Tuesday, 30 March 2010

Magic Jug on Fountain Street

Above: Artist's rendering of the Magic Jug

New public art for Fountain Street has been announced in the form of a 5.5m tall polished granite jug.

BBC News: Jug 'links ancient and modern Ireland'

Wednesday, 28 October 2009

New public art commission at Belfast Harbour

Above: Site of the new public art commission at Belfast Harbour. Image via

The Belfast Harbour Public Art Commission is offering a £100,000 budget for a new public artwork at the Dargan Entrance to Belfast Harbour estate.

Submission deadline: 11th January 2010

More info:

Monday, 11 May 2009

Channel 4's Big Art in Belfast

Waterworks, Belfast (image source)

Channel 4's Big Art project aims to get the public involved in commissioning, creation and decision-making in public art.
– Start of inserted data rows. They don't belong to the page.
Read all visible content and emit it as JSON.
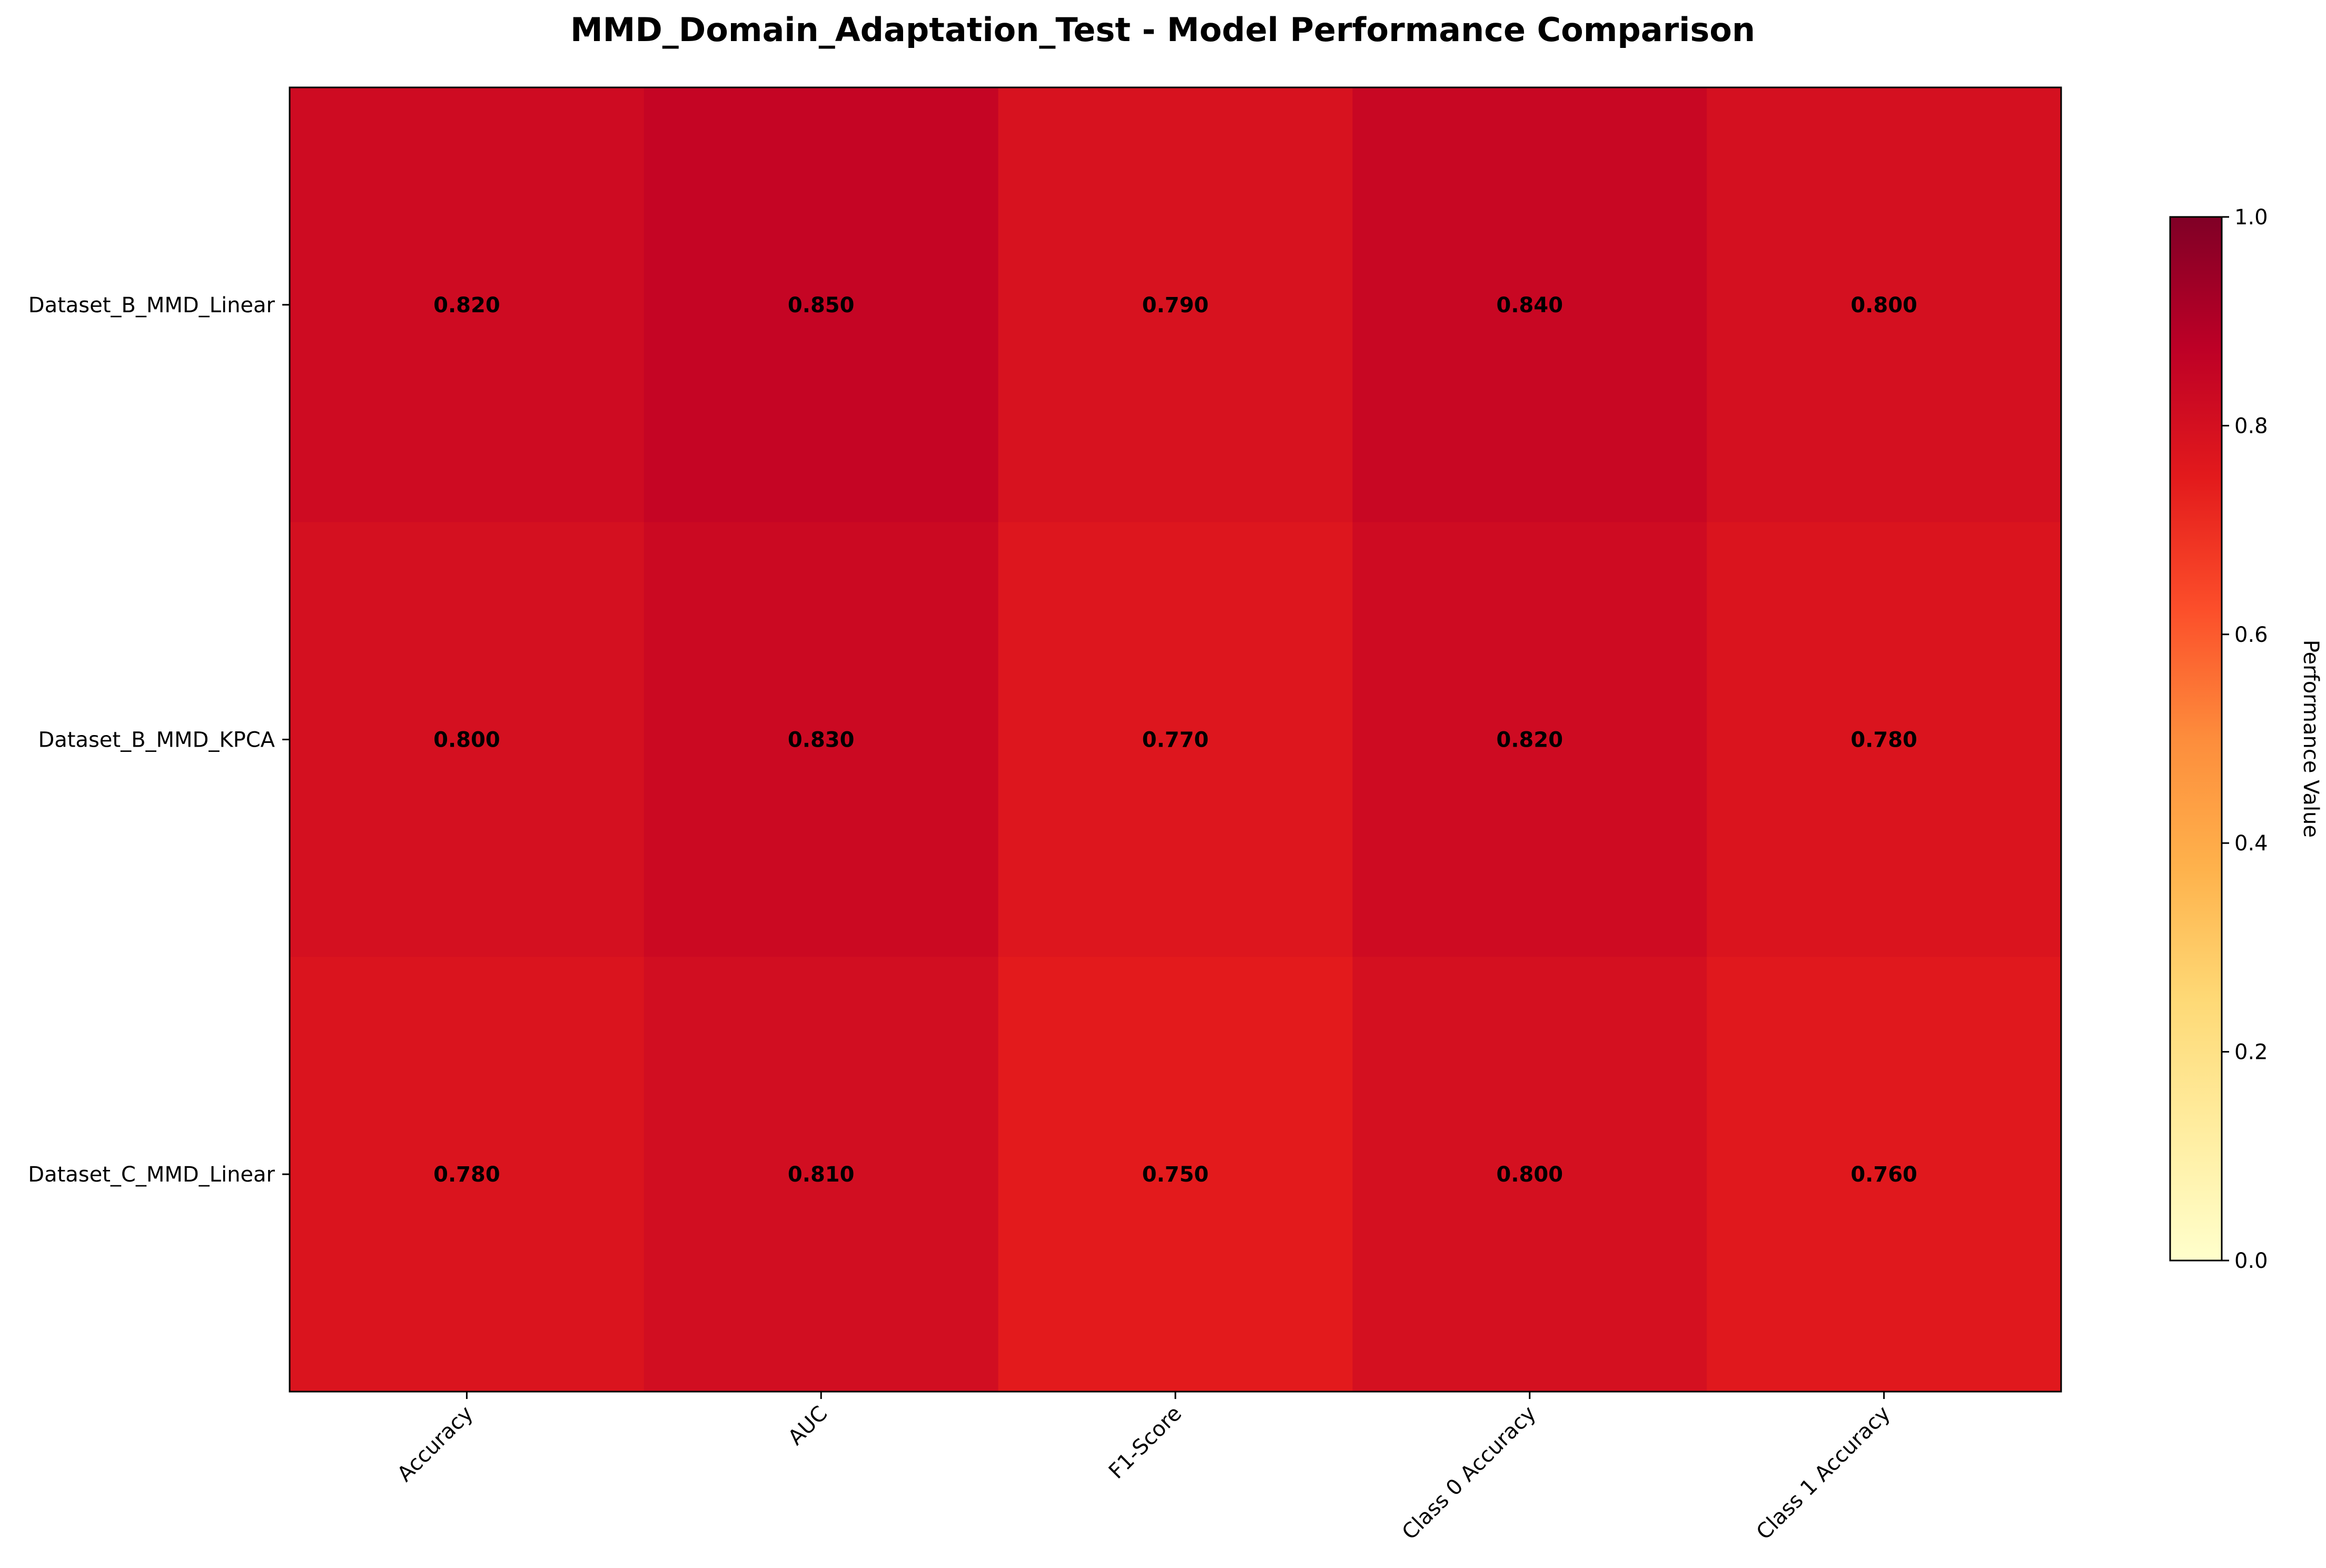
{
  "chart_data": {
    "type": "heatmap",
    "title": "MMD_Domain_Adaptation_Test - Model Performance Comparison",
    "columns": [
      "Accuracy",
      "AUC",
      "F1-Score",
      "Class 0 Accuracy",
      "Class 1 Accuracy"
    ],
    "rows": [
      "Dataset_B_MMD_Linear",
      "Dataset_B_MMD_KPCA",
      "Dataset_C_MMD_Linear"
    ],
    "values": [
      [
        0.82,
        0.85,
        0.79,
        0.84,
        0.8
      ],
      [
        0.8,
        0.83,
        0.77,
        0.82,
        0.78
      ],
      [
        0.78,
        0.81,
        0.75,
        0.8,
        0.76
      ]
    ],
    "value_labels": [
      [
        "0.820",
        "0.850",
        "0.790",
        "0.840",
        "0.800"
      ],
      [
        "0.800",
        "0.830",
        "0.770",
        "0.820",
        "0.780"
      ],
      [
        "0.780",
        "0.810",
        "0.750",
        "0.800",
        "0.760"
      ]
    ],
    "colormap": "YlOrRd",
    "vmin": 0,
    "vmax": 1,
    "colorbar": {
      "label": "Performance Value",
      "ticks": [
        "0.0",
        "0.2",
        "0.4",
        "0.6",
        "0.8",
        "1.0"
      ]
    },
    "xtick_rotation_deg": 45
  }
}
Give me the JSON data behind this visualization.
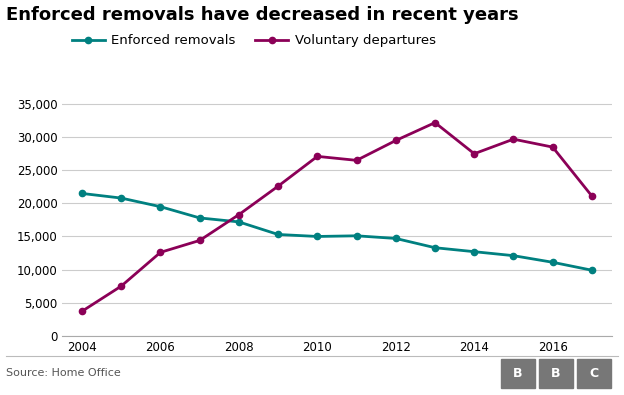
{
  "title": "Enforced removals have decreased in recent years",
  "source": "Source: Home Office",
  "years": [
    2004,
    2005,
    2006,
    2007,
    2008,
    2009,
    2010,
    2011,
    2012,
    2013,
    2014,
    2015,
    2016,
    2017
  ],
  "enforced_removals": [
    21500,
    20800,
    19500,
    17800,
    17200,
    15300,
    15000,
    15100,
    14700,
    13300,
    12700,
    12100,
    11100,
    9900
  ],
  "voluntary_departures": [
    3700,
    7500,
    12600,
    14400,
    18300,
    22600,
    27100,
    26500,
    29500,
    32200,
    27500,
    29700,
    28500,
    21100
  ],
  "enforced_color": "#008080",
  "voluntary_color": "#8B0057",
  "background_color": "#ffffff",
  "grid_color": "#cccccc",
  "ylim": [
    0,
    37000
  ],
  "yticks": [
    0,
    5000,
    10000,
    15000,
    20000,
    25000,
    30000,
    35000
  ],
  "legend_enforced": "Enforced removals",
  "legend_voluntary": "Voluntary departures",
  "title_fontsize": 13,
  "label_fontsize": 9.5,
  "tick_fontsize": 8.5,
  "bbc_box_color": "#777777"
}
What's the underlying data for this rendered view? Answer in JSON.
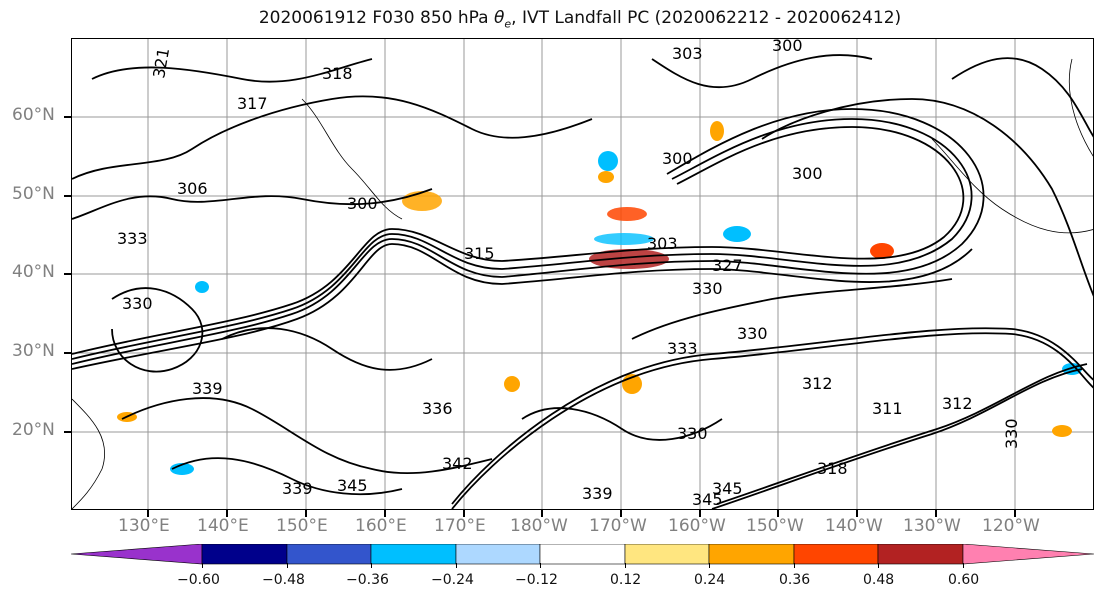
{
  "title": "2020061912 F030 850 hPa θe, IVT Landfall PC (2020062212 - 2020062412)",
  "title_prefix": "2020061912 F030 850 hPa ",
  "title_symbol": "θ",
  "title_subscript": "e",
  "title_suffix": ", IVT Landfall PC (2020062212 - 2020062412)",
  "map": {
    "latitude_labels": [
      "60°N",
      "50°N",
      "40°N",
      "30°N",
      "20°N"
    ],
    "longitude_labels": [
      "130°E",
      "140°E",
      "150°E",
      "160°E",
      "170°E",
      "180°W",
      "170°W",
      "160°W",
      "150°W",
      "140°W",
      "130°W",
      "120°W"
    ],
    "contour_labels": [
      "321",
      "318",
      "317",
      "306",
      "300",
      "303",
      "300",
      "300",
      "300",
      "303",
      "315",
      "333",
      "330",
      "327",
      "330",
      "330",
      "333",
      "312",
      "311",
      "312",
      "318",
      "339",
      "336",
      "342",
      "339",
      "345",
      "339",
      "345",
      "330",
      "345",
      "330"
    ]
  },
  "colorbar": {
    "ticks": [
      "−0.60",
      "−0.48",
      "−0.36",
      "−0.24",
      "−0.12",
      "0.12",
      "0.24",
      "0.36",
      "0.48",
      "0.60"
    ],
    "colors": [
      "#9932cc",
      "#00008b",
      "#3355cc",
      "#00bfff",
      "#add8ff",
      "#ffffff",
      "#ffe680",
      "#ffa500",
      "#ff4500",
      "#b22222",
      "#ff80b0"
    ]
  }
}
The series started on Sunday last (May 10th), and continues on the next three Sundays through May.

One of the sites chosen for a major new artwork was the Waterworks park in North Belfast. The site was nominated by Katrina Newell of New Lodge Arts, who has been working on the project with local community worker Claire Kelly.

"North Belfast has seen the worst effects of sectarian attacks and violence. You can either sit back and let that happen or you can try to take a step towards getting children to work together." - Katrina Newell

Channel 4: Big Art Project
Channel 4: Big Art Project - Latest news for the North Belfast site
Belfast Telegraph: Waterworks art gets C4 showing

Tuesday, 24 March 2009

Public art design contest for Fountain Street

News from our very own Fountain Street, where DSD are commissioning "an outstanding artist to design and arrange the production, delivery and installation of a major piece of public art to be located in Fountain Street, as part of the Belfast Streets Ahead project. The commission is to create a permanent contemporary landmark as an integrated part of the refurbishment of the Fountain Street area."

The budget is £100,000 with the possibility of an additional £50,000 being allocated.

The deadline for responses is 20 April 2009 - those interested in applying can find more information here.